4) Diamond Deception
The biggest diamond ever mined was the Cullinan diamond, mined in South Africa. Getting it back to England was seen as a bitch of a security issue. They had a fake steamer with armed guards and a safe with a fake diamond inside it - if someone wanted to steal it, why not hit the steamer.
Instead they sent it recorded delivery in a box.
5) The Typhus Test
In Poland, during WWII, two doctors accidentally discovered a way to create a false positive in the test for Typhus. The Nazis were terrified of Typhus (there had been massive outbreaks in camps that had started spreading to German soldiers) BUT, the doctors knew it was rare for Nazis to kill Poles with Typhus. And, once a Pole was confirmed with Typhus, they could never be taken to a concentration camp, regardless of whether they recovered.
So, the doctors injected thousands of people in their town with this experimental solution that created the false positive for Typhus. Over the course of about a year and a half, they successfully tricked the Nazis into thinking the town was undergoing a deadly, sustained Typhus epidemic, to the point where all Nazi forces were removed from the town.
They're credited with saving over 8,000 lives. Aside from the two doctors, not one person from the town nor a single Nazi knew the outbreak was fake and in fact not one person had actually died of Typhus, or had it at all. The plan worked so well that the Rozwadow Typhus epidemic stayed on the record books for nearly 20 years before the doctors finally revealed the evidence proving it was fake.
6) Europe’s Hot Potato
Antoine-Augustin Parmentier was an advocate for potatoes in Europe. People in Europe weren't too keen on potatoes so he did this.
Parmentier therefore began a series of publicity stunts for which he remains notable today, hosting dinners at which potato dishes featured prominently and guests included luminaries such as Benjamin Franklin and Antoine Lavoisier, giving bouquets of potato blossoms to the king and queen, and surrounding his potato patch at Sablons with armed guards to suggest valuable goods.
He then instructed them to accept any and all bribes from civilians and withdrawing them at night so the greedy crowd could "steal" the potatoes.
7) Columbus and the 1504 eclipse
On his fourth voyage, Columbus found himself stranded in Jamaica. The locals were initially cooperative, but after a year or so got sick of Columbus' crews douchbaggery, and basically wanted them gone. Columbus had a star almanac with him and noticed a lunar eclipse coming up, so he called the natives together and told them that his god was mad they had started to become so inhospitable, and was going to take the moon out of the sky.
Sure enough, when night came the moon slowly turned red and everyone begged Chris to make it stop. He said he had to go pray about the whole thing, and locked himself in his cabin with an hourglass waiting until he knew the moon would be coming out of the shadow, came out and basically said okay, God says he'll bring the moon back if your start supplying us again. (which they did)
8) Faking The City
During WWII the British Army hired a magician, who formed a team of con artists. They were the inventors of desert camouflage (using BBQ sauce and camel poo) and built fake palm trees with radio stations.

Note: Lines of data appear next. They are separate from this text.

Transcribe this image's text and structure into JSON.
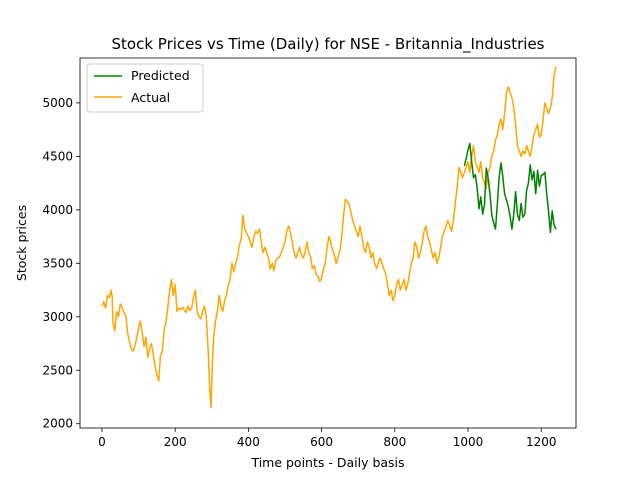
{
  "chart_data": {
    "type": "line",
    "title": "Stock Prices vs Time (Daily) for NSE - Britannia_Industries",
    "xlabel": "Time points - Daily basis",
    "ylabel": "Stock prices",
    "xlim": [
      -60,
      1295
    ],
    "ylim": [
      1960,
      5420
    ],
    "xticks": [
      0,
      200,
      400,
      600,
      800,
      1000,
      1200
    ],
    "yticks": [
      2000,
      2500,
      3000,
      3500,
      4000,
      4500,
      5000
    ],
    "grid": false,
    "legend": {
      "position": "top-left",
      "entries": [
        "Predicted",
        "Actual"
      ]
    },
    "series": [
      {
        "name": "Predicted",
        "color": "#008000",
        "points": [
          [
            990,
            4410
          ],
          [
            1000,
            4560
          ],
          [
            1005,
            4620
          ],
          [
            1010,
            4450
          ],
          [
            1015,
            4300
          ],
          [
            1020,
            4330
          ],
          [
            1025,
            4200
          ],
          [
            1030,
            4010
          ],
          [
            1035,
            4120
          ],
          [
            1040,
            3960
          ],
          [
            1045,
            4050
          ],
          [
            1050,
            4390
          ],
          [
            1055,
            4300
          ],
          [
            1060,
            4150
          ],
          [
            1065,
            3950
          ],
          [
            1070,
            3880
          ],
          [
            1075,
            3820
          ],
          [
            1080,
            4050
          ],
          [
            1085,
            4300
          ],
          [
            1090,
            4440
          ],
          [
            1095,
            4310
          ],
          [
            1100,
            4150
          ],
          [
            1105,
            4090
          ],
          [
            1110,
            4030
          ],
          [
            1115,
            3940
          ],
          [
            1120,
            3820
          ],
          [
            1125,
            3960
          ],
          [
            1130,
            4170
          ],
          [
            1135,
            3960
          ],
          [
            1140,
            3900
          ],
          [
            1145,
            4060
          ],
          [
            1150,
            3930
          ],
          [
            1155,
            3960
          ],
          [
            1160,
            4180
          ],
          [
            1165,
            4250
          ],
          [
            1170,
            4420
          ],
          [
            1175,
            4280
          ],
          [
            1180,
            4360
          ],
          [
            1185,
            4150
          ],
          [
            1190,
            4370
          ],
          [
            1195,
            4220
          ],
          [
            1200,
            4320
          ],
          [
            1205,
            4330
          ],
          [
            1210,
            4350
          ],
          [
            1215,
            4150
          ],
          [
            1220,
            3990
          ],
          [
            1225,
            3790
          ],
          [
            1230,
            3990
          ],
          [
            1235,
            3860
          ],
          [
            1240,
            3820
          ]
        ]
      },
      {
        "name": "Actual",
        "color": "#ffa500",
        "points": [
          [
            0,
            3100
          ],
          [
            5,
            3140
          ],
          [
            10,
            3080
          ],
          [
            15,
            3200
          ],
          [
            20,
            3180
          ],
          [
            25,
            3250
          ],
          [
            28,
            3180
          ],
          [
            30,
            2950
          ],
          [
            35,
            2870
          ],
          [
            40,
            3050
          ],
          [
            45,
            3000
          ],
          [
            50,
            3120
          ],
          [
            55,
            3090
          ],
          [
            60,
            3040
          ],
          [
            65,
            3010
          ],
          [
            70,
            2850
          ],
          [
            75,
            2770
          ],
          [
            80,
            2700
          ],
          [
            85,
            2680
          ],
          [
            90,
            2730
          ],
          [
            95,
            2800
          ],
          [
            100,
            2900
          ],
          [
            105,
            2960
          ],
          [
            110,
            2850
          ],
          [
            115,
            2720
          ],
          [
            120,
            2810
          ],
          [
            125,
            2620
          ],
          [
            130,
            2700
          ],
          [
            135,
            2750
          ],
          [
            140,
            2650
          ],
          [
            145,
            2540
          ],
          [
            150,
            2460
          ],
          [
            155,
            2400
          ],
          [
            160,
            2640
          ],
          [
            165,
            2680
          ],
          [
            170,
            2880
          ],
          [
            175,
            2950
          ],
          [
            180,
            3100
          ],
          [
            185,
            3250
          ],
          [
            190,
            3350
          ],
          [
            195,
            3200
          ],
          [
            200,
            3300
          ],
          [
            205,
            3050
          ],
          [
            210,
            3080
          ],
          [
            215,
            3070
          ],
          [
            220,
            3090
          ],
          [
            225,
            3060
          ],
          [
            230,
            3040
          ],
          [
            235,
            3100
          ],
          [
            240,
            3060
          ],
          [
            245,
            3080
          ],
          [
            250,
            3180
          ],
          [
            255,
            3250
          ],
          [
            260,
            3050
          ],
          [
            265,
            3000
          ],
          [
            270,
            2980
          ],
          [
            275,
            3050
          ],
          [
            280,
            3100
          ],
          [
            285,
            3000
          ],
          [
            290,
            2700
          ],
          [
            295,
            2300
          ],
          [
            298,
            2150
          ],
          [
            302,
            2600
          ],
          [
            305,
            2800
          ],
          [
            310,
            2950
          ],
          [
            315,
            3050
          ],
          [
            320,
            3200
          ],
          [
            325,
            3100
          ],
          [
            330,
            3050
          ],
          [
            335,
            3150
          ],
          [
            340,
            3200
          ],
          [
            345,
            3300
          ],
          [
            350,
            3350
          ],
          [
            355,
            3500
          ],
          [
            360,
            3420
          ],
          [
            365,
            3500
          ],
          [
            370,
            3550
          ],
          [
            375,
            3660
          ],
          [
            380,
            3720
          ],
          [
            385,
            3950
          ],
          [
            390,
            3820
          ],
          [
            395,
            3780
          ],
          [
            400,
            3750
          ],
          [
            405,
            3700
          ],
          [
            410,
            3650
          ],
          [
            415,
            3750
          ],
          [
            420,
            3800
          ],
          [
            425,
            3780
          ],
          [
            430,
            3820
          ],
          [
            435,
            3700
          ],
          [
            440,
            3600
          ],
          [
            445,
            3650
          ],
          [
            450,
            3600
          ],
          [
            455,
            3550
          ],
          [
            460,
            3450
          ],
          [
            465,
            3500
          ],
          [
            470,
            3430
          ],
          [
            475,
            3530
          ],
          [
            480,
            3550
          ],
          [
            485,
            3560
          ],
          [
            490,
            3600
          ],
          [
            495,
            3650
          ],
          [
            500,
            3700
          ],
          [
            505,
            3800
          ],
          [
            510,
            3850
          ],
          [
            515,
            3780
          ],
          [
            520,
            3700
          ],
          [
            525,
            3600
          ],
          [
            530,
            3550
          ],
          [
            535,
            3600
          ],
          [
            540,
            3650
          ],
          [
            545,
            3580
          ],
          [
            550,
            3550
          ],
          [
            555,
            3600
          ],
          [
            560,
            3700
          ],
          [
            565,
            3600
          ],
          [
            570,
            3560
          ],
          [
            575,
            3450
          ],
          [
            580,
            3480
          ],
          [
            585,
            3400
          ],
          [
            590,
            3380
          ],
          [
            595,
            3330
          ],
          [
            600,
            3360
          ],
          [
            605,
            3450
          ],
          [
            610,
            3500
          ],
          [
            615,
            3650
          ],
          [
            620,
            3750
          ],
          [
            625,
            3700
          ],
          [
            630,
            3620
          ],
          [
            635,
            3580
          ],
          [
            640,
            3500
          ],
          [
            645,
            3560
          ],
          [
            650,
            3620
          ],
          [
            655,
            3750
          ],
          [
            660,
            3950
          ],
          [
            665,
            4100
          ],
          [
            670,
            4080
          ],
          [
            675,
            4050
          ],
          [
            680,
            3980
          ],
          [
            685,
            3900
          ],
          [
            690,
            3850
          ],
          [
            695,
            3800
          ],
          [
            700,
            3750
          ],
          [
            705,
            3850
          ],
          [
            710,
            3750
          ],
          [
            715,
            3650
          ],
          [
            720,
            3600
          ],
          [
            725,
            3700
          ],
          [
            730,
            3650
          ],
          [
            735,
            3550
          ],
          [
            740,
            3600
          ],
          [
            745,
            3500
          ],
          [
            750,
            3450
          ],
          [
            755,
            3500
          ],
          [
            760,
            3550
          ],
          [
            765,
            3500
          ],
          [
            770,
            3450
          ],
          [
            775,
            3400
          ],
          [
            780,
            3300
          ],
          [
            785,
            3200
          ],
          [
            790,
            3250
          ],
          [
            795,
            3150
          ],
          [
            800,
            3200
          ],
          [
            805,
            3300
          ],
          [
            810,
            3350
          ],
          [
            815,
            3250
          ],
          [
            820,
            3300
          ],
          [
            825,
            3350
          ],
          [
            830,
            3250
          ],
          [
            835,
            3300
          ],
          [
            840,
            3400
          ],
          [
            845,
            3500
          ],
          [
            850,
            3550
          ],
          [
            855,
            3700
          ],
          [
            860,
            3650
          ],
          [
            865,
            3550
          ],
          [
            870,
            3600
          ],
          [
            875,
            3700
          ],
          [
            880,
            3800
          ],
          [
            885,
            3850
          ],
          [
            890,
            3750
          ],
          [
            895,
            3700
          ],
          [
            900,
            3620
          ],
          [
            905,
            3550
          ],
          [
            910,
            3600
          ],
          [
            915,
            3500
          ],
          [
            920,
            3550
          ],
          [
            925,
            3650
          ],
          [
            930,
            3750
          ],
          [
            935,
            3800
          ],
          [
            940,
            3850
          ],
          [
            945,
            3900
          ],
          [
            950,
            3850
          ],
          [
            955,
            3800
          ],
          [
            960,
            3900
          ],
          [
            965,
            4050
          ],
          [
            970,
            4200
          ],
          [
            975,
            4400
          ],
          [
            980,
            4350
          ],
          [
            985,
            4300
          ],
          [
            990,
            4350
          ],
          [
            995,
            4400
          ],
          [
            1000,
            4450
          ],
          [
            1005,
            4350
          ],
          [
            1010,
            4500
          ],
          [
            1015,
            4600
          ],
          [
            1020,
            4450
          ],
          [
            1025,
            4400
          ],
          [
            1030,
            4350
          ],
          [
            1035,
            4450
          ],
          [
            1040,
            4300
          ],
          [
            1045,
            4250
          ],
          [
            1050,
            4200
          ],
          [
            1055,
            4350
          ],
          [
            1060,
            4400
          ],
          [
            1065,
            4500
          ],
          [
            1070,
            4550
          ],
          [
            1075,
            4650
          ],
          [
            1080,
            4700
          ],
          [
            1085,
            4800
          ],
          [
            1090,
            4850
          ],
          [
            1095,
            4750
          ],
          [
            1100,
            4900
          ],
          [
            1105,
            5100
          ],
          [
            1110,
            5150
          ],
          [
            1115,
            5100
          ],
          [
            1120,
            5050
          ],
          [
            1125,
            4950
          ],
          [
            1130,
            4800
          ],
          [
            1135,
            4600
          ],
          [
            1140,
            4550
          ],
          [
            1145,
            4500
          ],
          [
            1150,
            4550
          ],
          [
            1155,
            4520
          ],
          [
            1160,
            4600
          ],
          [
            1165,
            4550
          ],
          [
            1170,
            4500
          ],
          [
            1175,
            4600
          ],
          [
            1180,
            4700
          ],
          [
            1185,
            4750
          ],
          [
            1190,
            4800
          ],
          [
            1195,
            4680
          ],
          [
            1200,
            4700
          ],
          [
            1205,
            4850
          ],
          [
            1210,
            5000
          ],
          [
            1215,
            4950
          ],
          [
            1220,
            4900
          ],
          [
            1225,
            4950
          ],
          [
            1230,
            5050
          ],
          [
            1235,
            5250
          ],
          [
            1240,
            5340
          ]
        ]
      }
    ]
  }
}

But their most impressive operation was saving a city from German air raids. Every night, the city, close to a bay with a high strategic value, would switch off every light. Then, in the next bay over, indistinguishable at night from the real one, a fake city would switch their own.
The Germans would bomb the fake one, and leave the real deal alone.
Every morning, the British team would start controlled fires and then put them out as German observation planes flew over them and turned back, before getting to the fake city. The German air command, running out of ammunition, decided the city was not worth it.